5714 111 St., 780-433-0533
Beef Carpaccio / Bread Pudding | The Glass Monkey
Carly says that her “go-to dish” on The Glass Monkey’s menu is the beef carpaccio, served with toasted baguette. “I love the simplicity of it. The thin slices of tenderloin are seasoned perfectly with grainy mustard, cracked pepper, and olive oil,” she says. “I always ask them to put a little arugula on top for the perfect bite.”
Meanwhile, Mark often saves room for dessert, which is the Jack’s Grill bread pudding, named after the former tenants of the space.
“We don’t usually eat dessert,” Carly says, “but the bartender at the time, Andy, had gotten to know us, and one evening, he insisted that we try it, along with some port, on him. That was a mistake – now we often have to have dessert!” – G.C.
5842 111 St., 780-760-2228, theglassmonkey.ca
Gaeng Kiew Wan (Green Curry) | Viphalay
“It has just the right heat and complexity of flavour. Served over coconut rice, it is positively divine.” – Karen Cantine
10724 95 St.,780-423-3213, viphalay.com
Green Curry with Prawns and Coconut Rice | Million Thai
It’s tough to fuel someone with as active a lifestyle as Alissa St. Laurent. Though her day job as an accountant may be fairly sedentary, she more than balances that out as an ultramarathon runner who frequently races distances of more than 100 kilometres and breaks records – she was the first female to ever win the 125-kilometre Canadian Death Race in 2015.

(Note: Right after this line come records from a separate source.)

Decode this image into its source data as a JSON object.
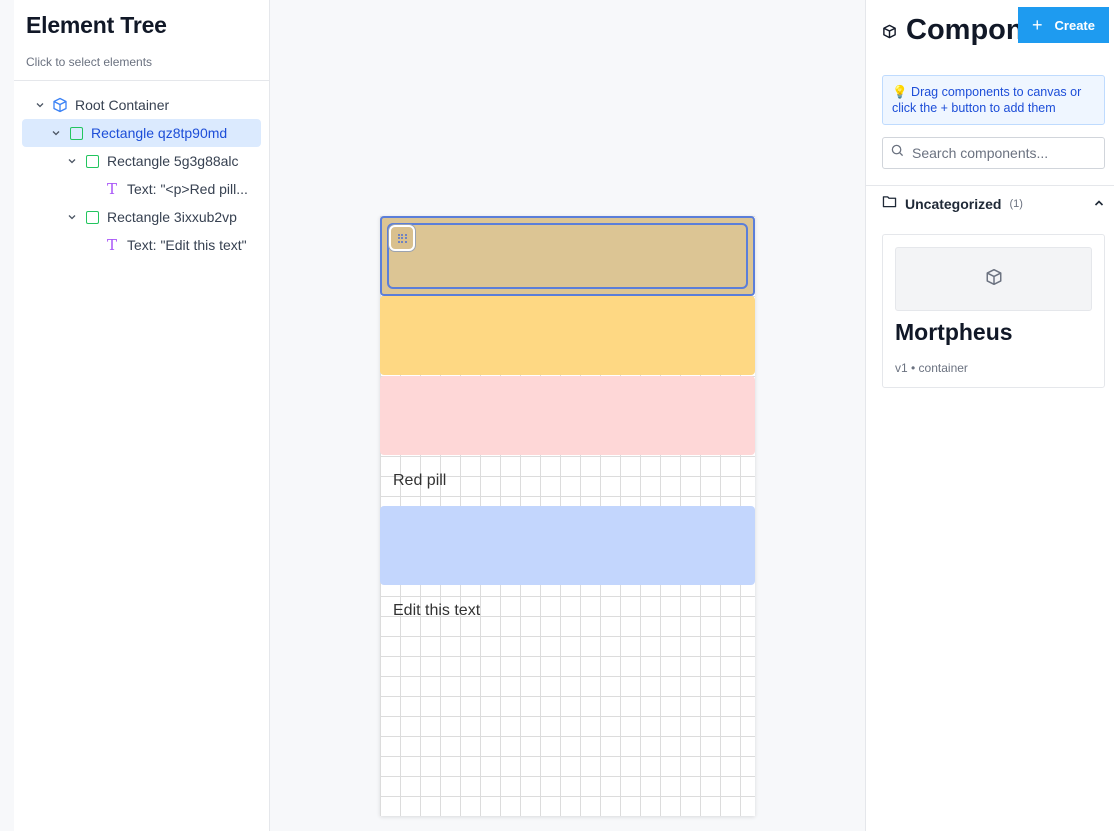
{
  "element_tree": {
    "title": "Element Tree",
    "subtitle": "Click to select elements",
    "nodes": [
      {
        "label": "Root Container",
        "icon": "cube-icon"
      },
      {
        "label": "Rectangle qz8tp90md",
        "icon": "rectangle-icon",
        "selected": true
      },
      {
        "label": "Rectangle 5g3g88alc",
        "icon": "rectangle-icon"
      },
      {
        "label": "Text: \"<p>Red pill...",
        "icon": "text-icon"
      },
      {
        "label": "Rectangle 3ixxub2vp",
        "icon": "rectangle-icon"
      },
      {
        "label": "Text: \"Edit this text\"",
        "icon": "text-icon"
      }
    ]
  },
  "canvas": {
    "text_red_pill": "Red pill",
    "text_edit": "Edit this text",
    "colors": {
      "selected_block": "#dcc594",
      "yellow_block": "#fed883",
      "pink_block": "#fed7d7",
      "blue_block": "#c3d6fd",
      "selection_outline": "#5b7ed9"
    }
  },
  "components": {
    "title": "Components",
    "create_label": "Create",
    "tip": "💡 Drag components to canvas or click the + button to add them",
    "search_placeholder": "Search components...",
    "category": {
      "label": "Uncategorized",
      "count": "(1)"
    },
    "cards": [
      {
        "name": "Mortpheus",
        "meta": "v1 • container"
      }
    ],
    "accent": "#1e9bf0"
  }
}
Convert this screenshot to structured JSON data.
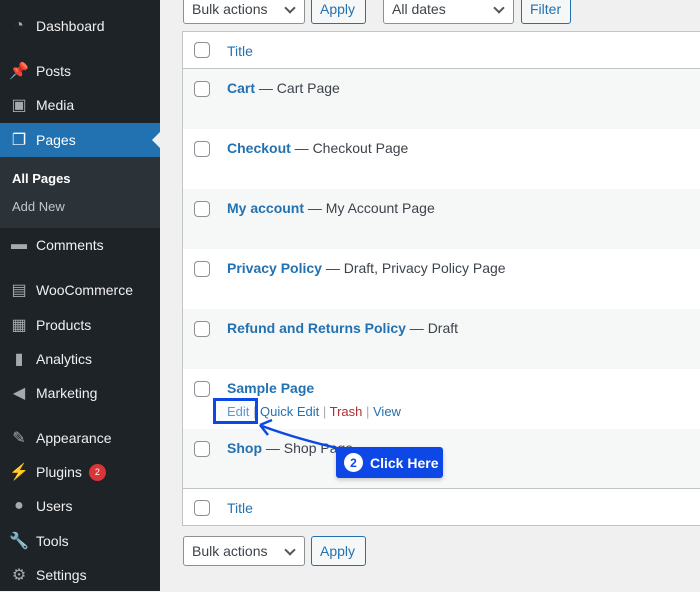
{
  "sidebar": {
    "items": [
      {
        "label": "Dashboard",
        "icon": "dashboard-icon",
        "glyph": "◔"
      },
      {
        "label": "Posts",
        "icon": "pin-icon",
        "glyph": "📌"
      },
      {
        "label": "Media",
        "icon": "media-icon",
        "glyph": "▣"
      },
      {
        "label": "Pages",
        "icon": "pages-icon",
        "glyph": "❐"
      },
      {
        "label": "Comments",
        "icon": "comment-icon",
        "glyph": "▬"
      },
      {
        "label": "WooCommerce",
        "icon": "woo-icon",
        "glyph": "▤"
      },
      {
        "label": "Products",
        "icon": "archive-icon",
        "glyph": "▦"
      },
      {
        "label": "Analytics",
        "icon": "bar-chart-icon",
        "glyph": "▮"
      },
      {
        "label": "Marketing",
        "icon": "megaphone-icon",
        "glyph": "◀"
      },
      {
        "label": "Appearance",
        "icon": "brush-icon",
        "glyph": "✎"
      },
      {
        "label": "Plugins",
        "icon": "plugin-icon",
        "glyph": "⚡",
        "badge": "2"
      },
      {
        "label": "Users",
        "icon": "user-icon",
        "glyph": "●"
      },
      {
        "label": "Tools",
        "icon": "wrench-icon",
        "glyph": "🔧"
      },
      {
        "label": "Settings",
        "icon": "settings-icon",
        "glyph": "⚙"
      }
    ],
    "submenu": [
      "All Pages",
      "Add New"
    ]
  },
  "toolbar": {
    "bulk": "Bulk actions",
    "apply": "Apply",
    "dates": "All dates",
    "filter": "Filter"
  },
  "table": {
    "column": "Title",
    "rows": [
      {
        "title": "Cart",
        "state": " — Cart Page"
      },
      {
        "title": "Checkout",
        "state": " — Checkout Page"
      },
      {
        "title": "My account",
        "state": " — My Account Page"
      },
      {
        "title": "Privacy Policy",
        "state": " — Draft, Privacy Policy Page"
      },
      {
        "title": "Refund and Returns Policy",
        "state": " — Draft"
      },
      {
        "title": "Sample Page",
        "state": ""
      },
      {
        "title": "Shop",
        "state": " — Shop Page"
      }
    ],
    "actions": {
      "edit": "Edit",
      "quick": "Quick Edit",
      "trash": "Trash",
      "view": "View",
      "sep": " | "
    }
  },
  "callout": {
    "step": "2",
    "text": "Click Here",
    "color": "#0d47e6"
  }
}
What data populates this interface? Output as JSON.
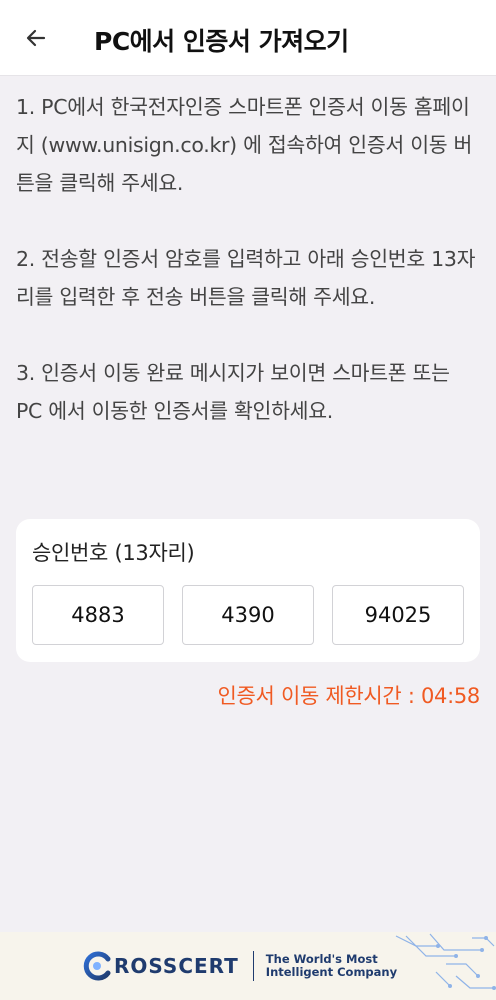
{
  "header": {
    "title": "PC에서 인증서 가져오기",
    "back_icon": "arrow-left-icon"
  },
  "instructions": [
    "1. PC에서 한국전자인증 스마트폰 인증서 이동 홈페이지 (www.unisign.co.kr) 에 접속하여 인증서 이동 버튼을 클릭해 주세요.",
    "2. 전송할 인증서 암호를 입력하고 아래 승인번호 13자리를 입력한 후 전송 버튼을 클릭해 주세요.",
    "3. 인증서 이동 완료 메시지가 보이면 스마트폰 또는 PC 에서 이동한 인증서를 확인하세요."
  ],
  "approval": {
    "label": "승인번호 (13자리)",
    "codes": [
      "4883",
      "4390",
      "94025"
    ]
  },
  "timer": {
    "text": "인증서 이동 제한시간 : 04:58"
  },
  "footer": {
    "brand": "ROSSCERT",
    "tagline_line1": "The World's Most",
    "tagline_line2": "Intelligent Company"
  },
  "colors": {
    "accent": "#f05a22",
    "brand": "#1f3b6e",
    "background": "#f2f0f4"
  }
}
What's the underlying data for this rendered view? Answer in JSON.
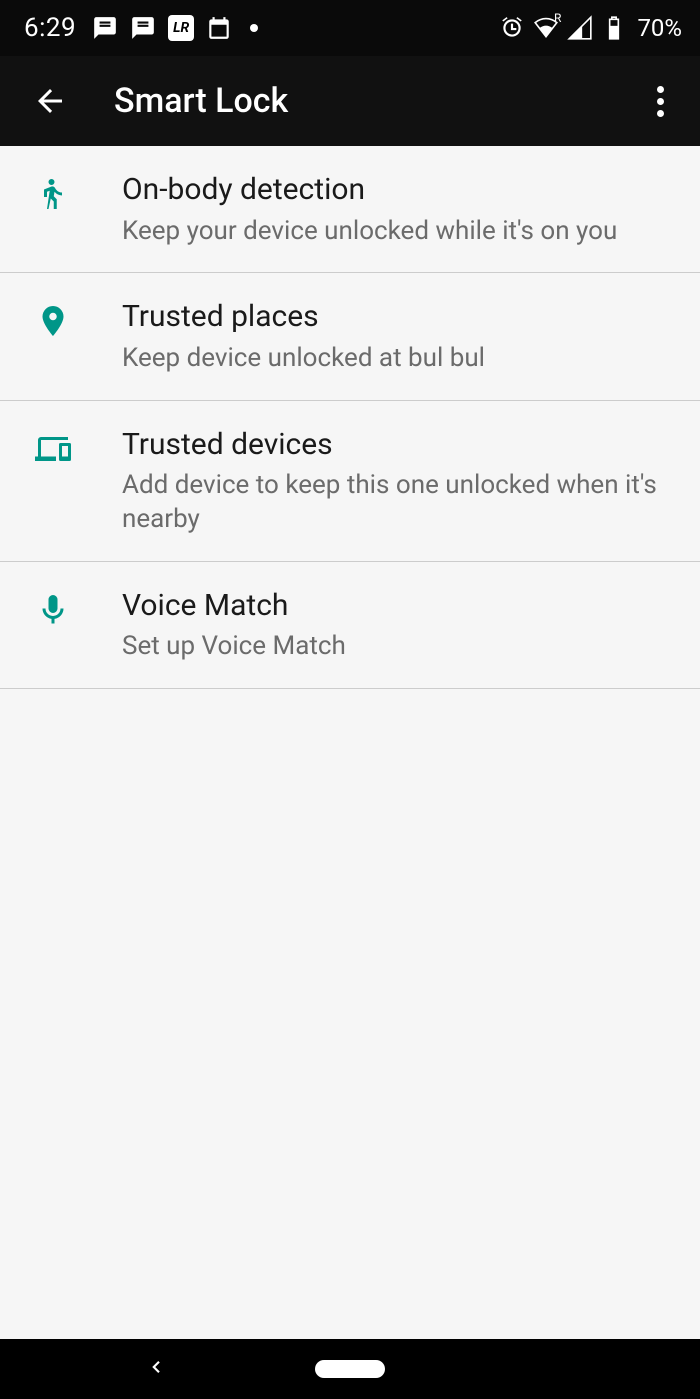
{
  "status": {
    "time": "6:29",
    "battery_pct": "70%",
    "lr_label": "LR",
    "roaming": "R"
  },
  "header": {
    "title": "Smart Lock"
  },
  "items": [
    {
      "title": "On-body detection",
      "subtitle": "Keep your device unlocked while it's on you"
    },
    {
      "title": "Trusted places",
      "subtitle": "Keep device unlocked at bul bul"
    },
    {
      "title": "Trusted devices",
      "subtitle": "Add device to keep this one unlocked when it's nearby"
    },
    {
      "title": "Voice Match",
      "subtitle": "Set up Voice Match"
    }
  ]
}
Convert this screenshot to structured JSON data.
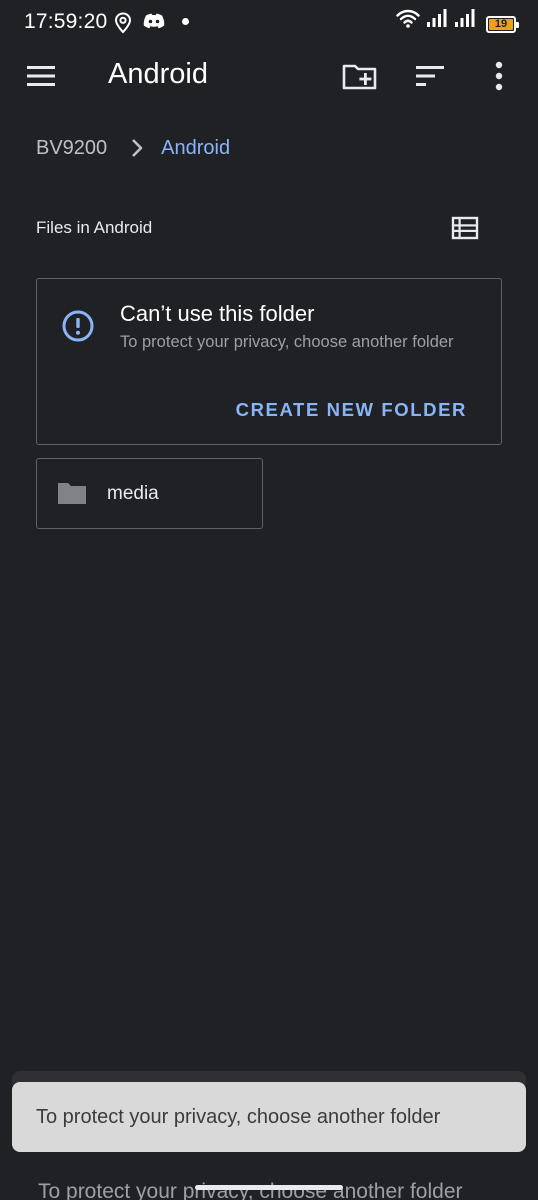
{
  "status_bar": {
    "time": "17:59:20",
    "battery_level": "19",
    "battery_color": "#f0a020"
  },
  "app_bar": {
    "title": "Android",
    "icons": [
      "menu-icon",
      "create-folder-icon",
      "sort-icon",
      "more-vert-icon"
    ]
  },
  "breadcrumb": {
    "root": "BV9200",
    "current": "Android"
  },
  "section": {
    "title": "Files in Android"
  },
  "warning": {
    "title": "Can’t use this folder",
    "description": "To protect your privacy, choose another folder",
    "action_label": "CREATE NEW FOLDER"
  },
  "folders": [
    {
      "name": "media"
    }
  ],
  "toast": {
    "message": "To protect your privacy, choose another folder"
  },
  "colors": {
    "background": "#202124",
    "accent": "#8ab4f8",
    "border": "#5f6368"
  }
}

St. Laurent needs something that will provide her with adequate fuel as well as a ton of flavour, and the green curry with prawns and coconut rice at Million Thai delivers.
“It is undoubtedly my most frequent restaurant/takeout meal,” says St. Laurent. In fact, the dish was on her mind because she had it just the night before speaking with us. “I walked in the door from a 50-kilometre training run and told my boyfriend, ‘I’m starving and tired and you’re definitely in charge of dinner tonight.’
“It’s my spicy comfort food, packed with lots of veggies and is satiating – my appetite gets crazy when I’m training so much – without feeling too heavy.” – A.S.